Kenaikan iuran BPJS Kesehatan, menurut Ocke, jadi satu-satunya jalan untuk menutup defisit anggaran. Terkait dengan kuatnya penolakan kenaikan iuran, ia khawatir, di tahun 2024 proyeksi defisit BPJS Kesehatan bisa tembus Rp 77 triliun jika iuran batal naik.
Kendati demikian, berbarengan dengan rencana kenaikan iuran di Januari 2020, pihaknya akan memastikan peningkatan pelayanan kepada publik. Salah satunya memperbanyak rumah sakit yang menerima pasien tanggungan BPJS Kesehatan.

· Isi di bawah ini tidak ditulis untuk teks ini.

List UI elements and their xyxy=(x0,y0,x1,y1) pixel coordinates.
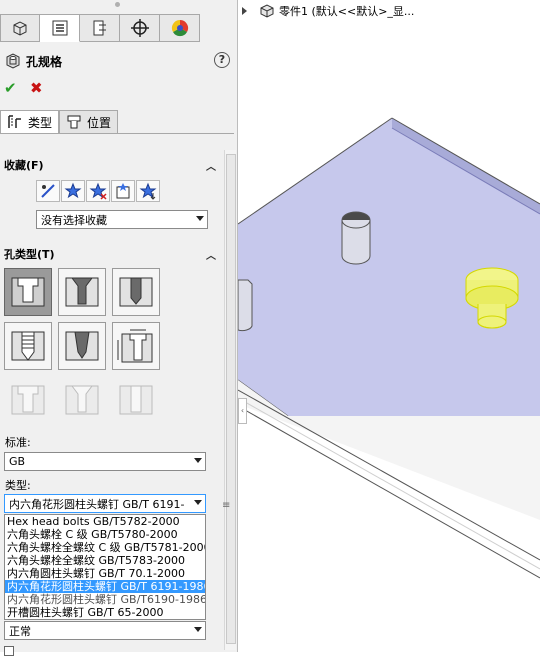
simple-hole-icon xyxy=(119,277,153,307)
list-item[interactable]: Hex head bolts GB/T5782-2000 xyxy=(5,515,205,528)
type-label: 类型: xyxy=(5,479,31,492)
feature-tree-part-label: 零件1 (默认<<默认>_显... xyxy=(279,5,415,18)
configuration-manager-icon xyxy=(93,20,106,36)
hole-type-icon xyxy=(8,115,21,128)
list-item[interactable]: 六角头螺栓全螺纹 C 级 GB/T5781-2000 xyxy=(5,541,205,554)
fit-select[interactable]: 正常 xyxy=(4,621,206,640)
hole-type-section-header[interactable]: 孔类型(T) ︿ xyxy=(4,245,216,263)
tab-type[interactable]: 类型 xyxy=(0,110,60,134)
list-item[interactable]: 开槽圆柱头螺钉 GB/T 65-2000 xyxy=(5,606,205,619)
options-checkbox[interactable] xyxy=(4,646,14,656)
favorites-select-value: 没有选择收藏 xyxy=(41,213,107,227)
graphics-viewport[interactable]: 零件1 (默认<<默认>_显... ‹ xyxy=(238,0,540,652)
load-favorite-button[interactable] xyxy=(136,180,160,202)
delete-favorite-button[interactable] xyxy=(86,180,110,202)
star-delete-icon xyxy=(89,182,107,200)
counterbore-button[interactable] xyxy=(4,268,52,316)
tab-feature-tree[interactable] xyxy=(0,14,40,42)
resize-grip-icon[interactable]: ≡ xyxy=(222,500,230,511)
feature-tree-icon xyxy=(13,21,27,36)
dropdown-arrow-icon xyxy=(194,458,202,463)
countersink-slot-icon xyxy=(65,385,99,415)
tab-position-label: 位置 xyxy=(87,115,112,130)
expand-arrow-icon[interactable] xyxy=(242,7,247,15)
cancel-button[interactable]: ✖ xyxy=(30,79,43,97)
hole-spec-tabs: 类型 位置 xyxy=(0,110,119,134)
property-manager-icon xyxy=(52,20,67,36)
favorites-toolbar xyxy=(36,180,161,202)
panel-scrollbar[interactable] xyxy=(224,150,236,650)
dropdown-arrow-icon xyxy=(196,216,204,221)
type-select[interactable]: 内六角花形圆柱头螺钉 GB/T 6191- xyxy=(4,494,206,513)
dropdown-arrow-icon xyxy=(194,627,202,632)
counterbore-slot-icon xyxy=(11,385,45,415)
type-dropdown-list[interactable]: Hex head bolts GB/T5782-2000 六角头螺栓 C 级 G… xyxy=(4,514,206,620)
standard-label: 标准: xyxy=(5,436,31,449)
add-favorite-button[interactable] xyxy=(61,180,85,202)
tab-display-manager[interactable] xyxy=(160,14,200,42)
display-manager-icon xyxy=(171,19,188,37)
property-manager-panel: 孔规格 ? ✔ ✖ 类型 位置 收藏(F) ︿ 没有选择收藏 孔类型(T) ︿ … xyxy=(0,0,238,656)
list-item[interactable]: 内六角圆柱头螺钉 GB/T 70.1-2000 xyxy=(5,567,205,580)
hole-position-icon xyxy=(67,115,81,129)
tapered-tap-icon xyxy=(65,331,99,361)
straight-tap-icon xyxy=(11,331,45,361)
collapse-chevron-icon[interactable]: ︿ xyxy=(206,158,216,173)
tapered-tap-button[interactable] xyxy=(58,322,106,370)
list-item[interactable]: 六角头螺栓全螺纹 GB/T5783-2000 xyxy=(5,554,205,567)
tab-property-manager[interactable] xyxy=(40,14,80,42)
part-icon xyxy=(260,4,274,18)
tab-divider xyxy=(0,133,234,134)
tab-configuration-manager[interactable] xyxy=(80,14,120,42)
favorites-header: 收藏(F) xyxy=(4,159,44,172)
standard-select[interactable]: GB xyxy=(4,452,206,471)
favorites-select[interactable]: 没有选择收藏 xyxy=(36,210,208,229)
star-load-icon xyxy=(139,182,157,200)
feature-tree-root[interactable]: 零件1 (默认<<默认>_显... xyxy=(242,3,414,19)
save-favorite-button[interactable] xyxy=(111,180,135,202)
collapse-chevron-icon[interactable]: ︿ xyxy=(206,247,216,262)
dimxpert-icon xyxy=(130,19,149,37)
hole-type-header: 孔类型(T) xyxy=(4,248,55,261)
star-add-icon xyxy=(64,182,82,199)
straight-tap-button[interactable] xyxy=(4,322,52,370)
type-select-value: 内六角花形圆柱头螺钉 GB/T 6191- xyxy=(9,497,185,511)
tab-dimxpert[interactable] xyxy=(120,14,160,42)
panel-title-row: 孔规格 ? xyxy=(4,50,232,72)
legacy-hole-icon xyxy=(117,329,153,363)
tab-position[interactable]: 位置 xyxy=(59,110,119,134)
legacy-hole-button[interactable] xyxy=(112,322,160,370)
apply-defaults-icon xyxy=(41,184,55,198)
countersink-button[interactable] xyxy=(58,268,106,316)
manager-tabs xyxy=(0,14,200,42)
scrollbar-thumb[interactable] xyxy=(226,154,236,644)
tab-type-label: 类型 xyxy=(28,115,53,130)
help-icon[interactable]: ? xyxy=(214,52,230,68)
ok-button[interactable]: ✔ xyxy=(4,79,17,97)
fit-select-value: 正常 xyxy=(9,624,31,638)
counterbore-icon xyxy=(11,277,45,307)
list-item[interactable]: 六角头螺栓 C 级 GB/T5780-2000 xyxy=(5,528,205,541)
favorites-section-header[interactable]: 收藏(F) ︿ xyxy=(4,156,216,174)
hole-button[interactable] xyxy=(112,268,160,316)
slot-button[interactable] xyxy=(112,376,160,424)
list-item-selected[interactable]: 内六角花形圆柱头螺钉 GB/T 6191-1986 xyxy=(5,580,205,593)
countersink-icon xyxy=(65,277,99,307)
panel-grip[interactable] xyxy=(115,2,120,7)
part-model xyxy=(238,117,540,579)
standard-select-value: GB xyxy=(9,455,26,468)
dropdown-arrow-icon xyxy=(194,500,202,505)
panel-title: 孔规格 xyxy=(26,54,63,69)
slot-icon xyxy=(119,385,153,415)
countersink-slot-button[interactable] xyxy=(58,376,106,424)
apply-defaults-button[interactable] xyxy=(36,180,60,202)
counterbore-slot-button[interactable] xyxy=(4,376,52,424)
list-item[interactable]: 内六角花形圆柱头螺钉 GB/T6190-1986 xyxy=(5,593,205,606)
star-save-icon xyxy=(116,183,130,199)
hole-wizard-icon xyxy=(6,53,20,69)
panel-collapse-handle[interactable]: ‹ xyxy=(238,398,247,424)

“Kalau iuran naik, pasti akan lebih banyak lagi rumah sakit yang menerima pasien yang di-cover BPJS, karena asumsinya BPJS pasti bayar ke RS bersangkutan. Sehingga lebih luas lagi masyarakat yang merasakan manfaat BPJS Kesehatan,” imbuh dia.
Sementara itu, Idris Ahmad menjelaskan, ada tanggung jawab pemerintah daerah dalam pengelolaan dana BPJS Kesehatan sebagaimana diatur dalam UU No. 23 Tahun 2014 Tentang Pemerintahan Daerah. Ia mencontohkan dengan strategi Pemda DKI Jakarta, yang berhasil menurunkan risiko defisit anggaran dalam skema jaminan kesehatan nasional (JKN).
“Di Jakarta ada solusinya, jadi ketika pasien kelas 2 menunggak 3 bulan, itu dia pindah ke kelas 3. Otomatis dibayarin langsung oleh PBI-nya,” tutur Ketua Fraksi PSI di DPRD DKI Jakarta itu.
Pandangan lain datang dari anggota Dewan Pengawas BPJS Kesehatan, Michael J. Latuwael. Ia menuturkan, sengkarut defisit anggaran ini tidak hanya disebabkan oleh persoalan internal BPJS. Melainkan turut melibatkan banyak pemangku kepentingan yang lain, termasuk pemerintah daerah.
“Setelah di dalami lagi, kelemahan itu tidak hanya datang dari BPJS Kesehatan. Tapi ada kontribusi dari seluruh stakeholder JKN,” tandasnya.
Kejadian itu, lanjut Michael, pernah tercermin dalam Hasil Audit Dengan Tujuan Tertentu BPKP yang menemukan bahwa ada total SILPA (Sisa Lebih Pembiayaan Anggara Tahun Berkenaan) dari dana kapitasi yang mengendap di seluruh Indonesia mencapai Rp 2,7 triliun.
Belajar dari hal tersebut, dibutuhkan kerja sama penuh dari Kepala Daerah dan seluruh perangkat pemerintah daerah untuk memastikan anggaran kesehatan dapat terserap dan digunakan secara tepat bagi masyarakat.